— Я не имею в виду большой прием, — поспешила добавить леди Омберсли. — Пар десять или около того… в гостиной!

— Конечно! — заметил он. — Тогда не обязательно приглашать молодого Фонхоупа.

— Да, не обязательно, — согласилась она.

— Должен предупредить тебя, мама, — сказал он, — сегодня утром мы столкнулись с ним! Кузина приветствовала его как давнего и хорошего знакомого и пригласила навестить ее здесь!

— О Боже! — вздохнула леди Омберсли. — Как некстати! Но, Чарльз, полагаю, она действительно знакома с ним, ведь она сопровождала твоего дядю в Брюссель в прошлом году.

— Она знакома! — уничижительно произнес Чарльз. — Однако он знает о ней не больше, чем китайский император! Но он обязательно придет навестить ее! Я предоставлю вам самой справиться с этим, сударыня!

С этими словами он вышел из комнаты матери, оставив последнюю размышлять о том, каким образом, по его мнению, она может справиться с утренним визитом молодого человека безупречного происхождения и, к тому же, сына ее давней приятельницы. Она пришла к выводу, что сын знает об этом не больше нее, и выбросила это из головы, занявшись значительно более интересным вопросом: кого пригласить на первый за два месяца вечер.

Ее размышления были прерваны приходом племянницы. Вспомнив непонятные слова Чарльза, леди Омберсли с притворной строгостью спросила у Софи, что та сделала, что он так рассердился. Софи рассмеялась и сказала, что только украла его экипаж и четверть часа каталась в нем.

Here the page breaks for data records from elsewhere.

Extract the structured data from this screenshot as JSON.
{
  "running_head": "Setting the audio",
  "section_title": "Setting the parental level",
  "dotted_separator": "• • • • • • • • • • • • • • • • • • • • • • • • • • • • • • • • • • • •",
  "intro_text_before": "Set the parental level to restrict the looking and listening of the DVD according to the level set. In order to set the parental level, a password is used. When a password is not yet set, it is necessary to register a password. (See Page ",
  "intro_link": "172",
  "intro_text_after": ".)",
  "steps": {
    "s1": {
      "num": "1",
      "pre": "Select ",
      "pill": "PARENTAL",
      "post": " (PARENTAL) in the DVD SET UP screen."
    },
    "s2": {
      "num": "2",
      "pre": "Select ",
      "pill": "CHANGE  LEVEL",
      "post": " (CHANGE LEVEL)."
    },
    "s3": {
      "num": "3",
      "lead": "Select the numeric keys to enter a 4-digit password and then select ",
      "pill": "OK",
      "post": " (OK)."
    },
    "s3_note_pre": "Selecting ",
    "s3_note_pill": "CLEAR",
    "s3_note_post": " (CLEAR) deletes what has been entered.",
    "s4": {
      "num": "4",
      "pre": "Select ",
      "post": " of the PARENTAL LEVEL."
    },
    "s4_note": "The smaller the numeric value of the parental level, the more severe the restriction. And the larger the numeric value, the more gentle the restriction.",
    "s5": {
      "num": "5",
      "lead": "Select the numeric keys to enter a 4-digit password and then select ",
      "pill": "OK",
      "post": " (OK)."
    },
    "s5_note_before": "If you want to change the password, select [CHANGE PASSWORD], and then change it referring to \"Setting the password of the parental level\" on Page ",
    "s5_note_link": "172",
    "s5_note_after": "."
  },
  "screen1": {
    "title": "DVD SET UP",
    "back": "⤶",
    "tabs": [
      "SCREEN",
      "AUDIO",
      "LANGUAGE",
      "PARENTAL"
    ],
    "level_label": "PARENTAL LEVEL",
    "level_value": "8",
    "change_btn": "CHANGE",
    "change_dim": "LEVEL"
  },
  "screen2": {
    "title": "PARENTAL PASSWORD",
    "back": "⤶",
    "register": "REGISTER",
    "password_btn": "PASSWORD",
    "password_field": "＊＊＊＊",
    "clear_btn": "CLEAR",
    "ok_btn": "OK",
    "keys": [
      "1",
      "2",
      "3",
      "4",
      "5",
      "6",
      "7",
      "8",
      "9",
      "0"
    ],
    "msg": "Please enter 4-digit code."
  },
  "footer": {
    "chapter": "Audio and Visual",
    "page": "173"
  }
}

Такой ответ ошеломил леди Омберсли.

— Софи! — задохнулась ее светлость. — Ты взяла серых Чарльза? Тебе никогда с ними не справиться!

— Сказать по правде, — призналась Софи, — это было чертовски трудно! Ой, простите! Я не хотела, тетушка Лиззи! Не сердитесь! Это оттого, что я жила с сэром Горасом! Я знаю, что иногда говорю ужасные вещи, но я стараюсь следить за своим проклятым языком! У Чарльза великолепные лошади! Он, кстати, сейчас придет. Осмелюсь предположить, он не был бы таким суровым, если бы не решил жениться на этой унылой особе.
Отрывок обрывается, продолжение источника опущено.